La carrera de Sociología de la Facultad de Ciencias Sociales, Universidad de Buenos Aires, cada vez con menos estudiantes y presencia en la vida cultural, tecnológica y política del país.

El presente fragmento forma parte del ensayo “Bajos los restos del proletariado”, publicado en el número 7 de la Revista Cultural digital “Espectros”. En formato e-book Amazon.

[1] No hay objetivación sin acta notarial de un sujeto: no hay objetividad sin subjetividad. El concepto de trascendentalidad del sujeto es el de un algo que no es nada y que, no obstante, obra, produce. En él, en la actividad universal y necesaria del espíritu, se oculta el trabajo social: la producción material humana, la sociedad. Esta sujeto trascendental que obra, que es universal, (lugar que se identifica en el lenguaje), experimenta lo particular. Es lo más abstracto y, sin embargo, lo más real en tanto fuerza modeladora de la experiencia. Una vez que se sale del círculo de la filosofía de la identidad, la trascendentalidad del sujeto se descifra como la sociedad inconsciente de sí misma: la producción deseante (Deleuze) La trascendentalidad del sujeto es el puro trabajo proyectado como origen de la objetividad del objeto.
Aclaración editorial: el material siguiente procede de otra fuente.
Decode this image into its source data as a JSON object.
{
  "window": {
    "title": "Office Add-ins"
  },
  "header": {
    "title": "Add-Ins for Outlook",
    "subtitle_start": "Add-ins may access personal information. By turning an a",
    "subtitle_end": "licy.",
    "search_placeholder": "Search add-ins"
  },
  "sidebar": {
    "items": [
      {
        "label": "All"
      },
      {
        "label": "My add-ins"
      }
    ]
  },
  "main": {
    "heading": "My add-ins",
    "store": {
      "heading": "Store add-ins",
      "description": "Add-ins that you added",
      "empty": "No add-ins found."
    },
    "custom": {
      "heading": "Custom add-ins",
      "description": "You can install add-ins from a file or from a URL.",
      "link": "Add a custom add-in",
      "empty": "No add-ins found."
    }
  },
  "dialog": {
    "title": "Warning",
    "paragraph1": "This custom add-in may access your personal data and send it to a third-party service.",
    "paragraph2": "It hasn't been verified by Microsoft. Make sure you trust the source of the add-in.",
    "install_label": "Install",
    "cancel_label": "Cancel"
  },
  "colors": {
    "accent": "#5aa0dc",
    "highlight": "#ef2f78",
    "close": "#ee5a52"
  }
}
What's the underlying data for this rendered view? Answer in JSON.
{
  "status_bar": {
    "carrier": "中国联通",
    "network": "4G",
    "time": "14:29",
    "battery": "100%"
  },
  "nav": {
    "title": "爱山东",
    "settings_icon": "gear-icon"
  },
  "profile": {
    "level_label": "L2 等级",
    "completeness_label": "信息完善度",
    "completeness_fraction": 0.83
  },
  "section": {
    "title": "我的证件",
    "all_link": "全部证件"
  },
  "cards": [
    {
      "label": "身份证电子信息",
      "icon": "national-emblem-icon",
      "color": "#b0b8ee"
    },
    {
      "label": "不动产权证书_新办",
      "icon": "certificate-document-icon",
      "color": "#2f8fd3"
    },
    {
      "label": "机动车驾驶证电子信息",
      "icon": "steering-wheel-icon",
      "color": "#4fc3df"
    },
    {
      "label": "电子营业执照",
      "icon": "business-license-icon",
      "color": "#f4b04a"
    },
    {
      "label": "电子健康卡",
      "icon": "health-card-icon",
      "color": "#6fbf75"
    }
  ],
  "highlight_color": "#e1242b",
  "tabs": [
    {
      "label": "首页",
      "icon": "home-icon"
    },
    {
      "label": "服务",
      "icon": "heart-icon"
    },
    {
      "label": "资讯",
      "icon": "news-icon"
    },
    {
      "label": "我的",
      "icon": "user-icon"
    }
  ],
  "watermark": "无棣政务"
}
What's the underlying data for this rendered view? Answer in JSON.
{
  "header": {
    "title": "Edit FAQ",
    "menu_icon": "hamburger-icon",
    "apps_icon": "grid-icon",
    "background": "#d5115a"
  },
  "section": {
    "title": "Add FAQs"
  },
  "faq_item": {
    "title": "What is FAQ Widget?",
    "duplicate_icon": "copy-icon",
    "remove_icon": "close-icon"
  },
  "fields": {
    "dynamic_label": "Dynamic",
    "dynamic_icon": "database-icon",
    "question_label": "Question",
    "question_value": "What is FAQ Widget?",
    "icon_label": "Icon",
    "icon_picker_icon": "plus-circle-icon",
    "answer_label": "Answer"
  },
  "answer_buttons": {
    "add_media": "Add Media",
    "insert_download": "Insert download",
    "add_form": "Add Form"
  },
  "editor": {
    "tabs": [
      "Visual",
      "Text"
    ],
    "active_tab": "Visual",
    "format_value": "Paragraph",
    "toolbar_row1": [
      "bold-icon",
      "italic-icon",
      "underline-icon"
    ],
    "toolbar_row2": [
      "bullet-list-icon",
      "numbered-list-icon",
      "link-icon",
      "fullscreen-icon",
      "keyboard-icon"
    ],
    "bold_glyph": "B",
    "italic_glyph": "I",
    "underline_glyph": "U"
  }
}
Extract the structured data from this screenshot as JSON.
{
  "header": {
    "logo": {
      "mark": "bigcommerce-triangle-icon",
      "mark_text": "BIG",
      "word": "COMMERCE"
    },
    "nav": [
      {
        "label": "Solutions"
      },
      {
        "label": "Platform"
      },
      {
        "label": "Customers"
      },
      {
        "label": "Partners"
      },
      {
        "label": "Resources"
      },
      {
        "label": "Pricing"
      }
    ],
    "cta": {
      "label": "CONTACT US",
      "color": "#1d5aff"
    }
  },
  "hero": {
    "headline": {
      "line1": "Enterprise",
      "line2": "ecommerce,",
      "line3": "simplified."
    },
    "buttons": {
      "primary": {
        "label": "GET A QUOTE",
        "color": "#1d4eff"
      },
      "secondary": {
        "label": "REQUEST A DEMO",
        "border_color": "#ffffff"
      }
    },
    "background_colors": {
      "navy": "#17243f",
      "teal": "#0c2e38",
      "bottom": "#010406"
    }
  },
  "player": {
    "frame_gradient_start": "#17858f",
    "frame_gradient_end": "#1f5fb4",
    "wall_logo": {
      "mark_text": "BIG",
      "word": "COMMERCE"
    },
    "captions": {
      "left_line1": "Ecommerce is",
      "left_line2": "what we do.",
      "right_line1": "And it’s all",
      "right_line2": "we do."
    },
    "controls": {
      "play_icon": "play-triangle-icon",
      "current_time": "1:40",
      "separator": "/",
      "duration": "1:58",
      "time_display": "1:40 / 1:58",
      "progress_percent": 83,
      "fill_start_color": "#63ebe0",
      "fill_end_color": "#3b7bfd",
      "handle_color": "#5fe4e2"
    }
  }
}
Lo cual quiere decir que el trabajo de este sujeto que se trasciende a sí mismo en la historia es actividad: es trabajo social que supone un material previo, dado. Sobre esto dadoprevio, sabemos gracias a la receptividad, a la sensibilidad, esto es, mediante el modo en que somos afectados. Este material que nos afecta, no obstante, no es inmediato. No es un “dato inmediato”. Está ya subjetivamente mediado. En términos materialistas: es el trabajo de generaciones de generaciones de muertos. La abstracción de lo dado de todo trabajo subjetivo, de toda trascendentalidad del sujeto, no es otra cosa que un indeterminado, puramente abstracto, afuera del tiempo y del espacio. Lo que queda al final de este ejercicio mental de sustracción es un puro “yo pienso”. Lo que Kant llamaba: apercepción trascendental.

[2] La cibernética aplicada al mejoramiento del humano es lo que se llama transhumanismo. Este “mejoramiento” no se limita a ser correctivo o restaurativo (corregir funciones lesionadas, restaurar órganos dañados) ni tampoco se reduce a reestablecer una función disminuida (fortalecer la memoria) dado que no se limita a buscar la cura del humano sino la prolongación de la vida, la mejora tecnológica de la existencia del ser humano: una potenciación no limitada por la necesidad de curar. En la medicina clásica, con la cura se termina la intervención. Aquí sucede, exactamente, al revés: la cura de la enfermedad limita el poder de intervención biopolítica del capital. No hay nada de mejora natural en esto. Se trata de una experimentación sobre lo viviente en la dirección de una derrota tecnológica de los límites biológicos. Para decirlo con una semántica anacrónica: para cumplir los objetivos culturales del neoliberalismo (el hombre empresa) hay que transformar el cuerpo mediante el transhumanismo de las corporaciones en tanto ideología oficial del poder.

[3] Carlos Belvedere, El discurso del dualismo en la teoría social contemporánea: una crítica fenomenológica, Eudeba, Buenos Aires, 2012, páginas 137–138.

[4] Para nosotros la carencia de un fundamento en una teoría no produce una “imagen dogmática del pensamiento” sino una teoría débil, desarraigada, que pulula por el saber del mismo modo que Internet, esto es, desplazándose por la información, empezando siempre de nuevo, como si nada hubiera sido ya pensado por la tradición, como si solo existiera un presente absoluto; el falso presente de la comunicación sin sujeto, sin historicidad, sin raíces.